Bir de PKK-KADEK'in ya da yeni adıyla Kongra Gel'in
yerine getirmesi gereken önemli bir görev var:
Güney'de yaşanan kardeş kavgasının
en acı ürünlerinden biri de bu kavga sürecinde
Türk askeri birliklerinin bölgeye yerleşmesidir.

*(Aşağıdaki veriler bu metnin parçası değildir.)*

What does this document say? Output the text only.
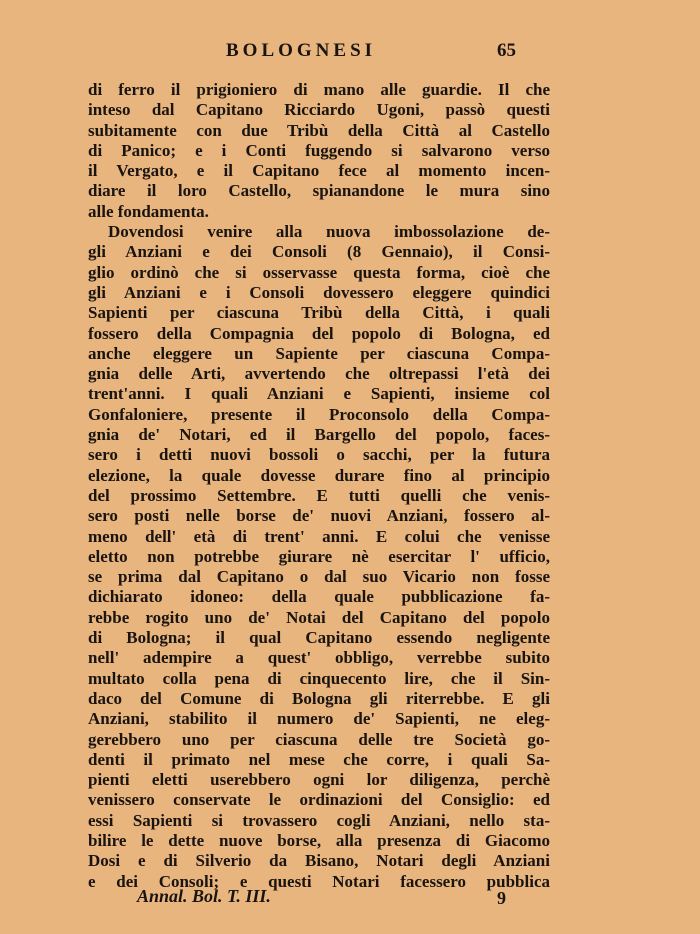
BOLOGNESI	65
di ferro il prigioniero di mano alle guardie. Il che
inteso dal Capitano Ricciardo Ugoni, passò questi
subitamente con due Tribù della Città al Castello
di Panico; e i Conti fuggendo si salvarono verso
il Vergato, e il Capitano fece al momento incen-
diare il loro Castello, spianandone le mura sino
alle fondamenta.
Dovendosi venire alla nuova imbossolazione de-
gli Anziani e dei Consoli (8 Gennaio), il Consi-
glio ordinò che si osservasse questa forma, cioè che
gli Anziani e i Consoli dovessero eleggere quindici
Sapienti per ciascuna Tribù della Città, i quali
fossero della Compagnia del popolo di Bologna, ed
anche eleggere un Sapiente per ciascuna Compa-
gnia delle Arti, avvertendo che oltrepassi l'età dei
trent'anni. I quali Anziani e Sapienti, insieme col
Gonfaloniere, presente il Proconsolo della Compa-
gnia de' Notari, ed il Bargello del popolo, faces-
sero i detti nuovi bossoli o sacchi, per la futura
elezione, la quale dovesse durare fino al principio
del prossimo Settembre. E tutti quelli che venis-
sero posti nelle borse de' nuovi Anziani, fossero al-
meno dell' età di trent' anni. E colui che venisse
eletto non potrebbe giurare nè esercitar l' ufficio,
se prima dal Capitano o dal suo Vicario non fosse
dichiarato idoneo: della quale pubblicazione fa-
rebbe rogito uno de' Notai del Capitano del popolo
di Bologna; il qual Capitano essendo negligente
nell' adempire a quest' obbligo, verrebbe subito
multato colla pena di cinquecento lire, che il Sin-
daco del Comune di Bologna gli riterrebbe. E gli
Anziani, stabilito il numero de' Sapienti, ne eleg-
gerebbero uno per ciascuna delle tre Società go-
denti il primato nel mese che corre, i quali Sa-
pienti eletti userebbero ogni lor diligenza, perchè
venissero conservate le ordinazioni del Consiglio: ed
essi Sapienti si trovassero cogli Anziani, nello sta-
bilire le dette nuove borse, alla presenza di Giacomo
Dosi e di Silverio da Bisano, Notari degli Anziani
e dei Consoli; e questi Notari facessero pubblica
Annal. Bol. T. III.	9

şu anda kardeş kavgası yok. Türk
devleti bu kez de Güney Kürdistan'daki askeri
varlığına, PKK-KADEK'e bağlı
gerillaların Güney Kürdistan'da üslenmiş
olmalarını bahane olarak kullanıyor.
Türk devletinin elinden bu bahaneyi almak sözkonusu
örgütün görevi. PKK-KADEK Güneyli
Kürtlere ilk iyiliğini yapmalı, sömürgecilerin
elinden bu silahı alacak girişimlerde bulunmalııir.
Kuşkusuz değişik çözüm
yolları bulunabilir ama bizce bunun en iyi yolu,
silahları Güneyli Kürtlere emaneten teslim
edip siyasi ve sasyal yaşama dahil olmaktır.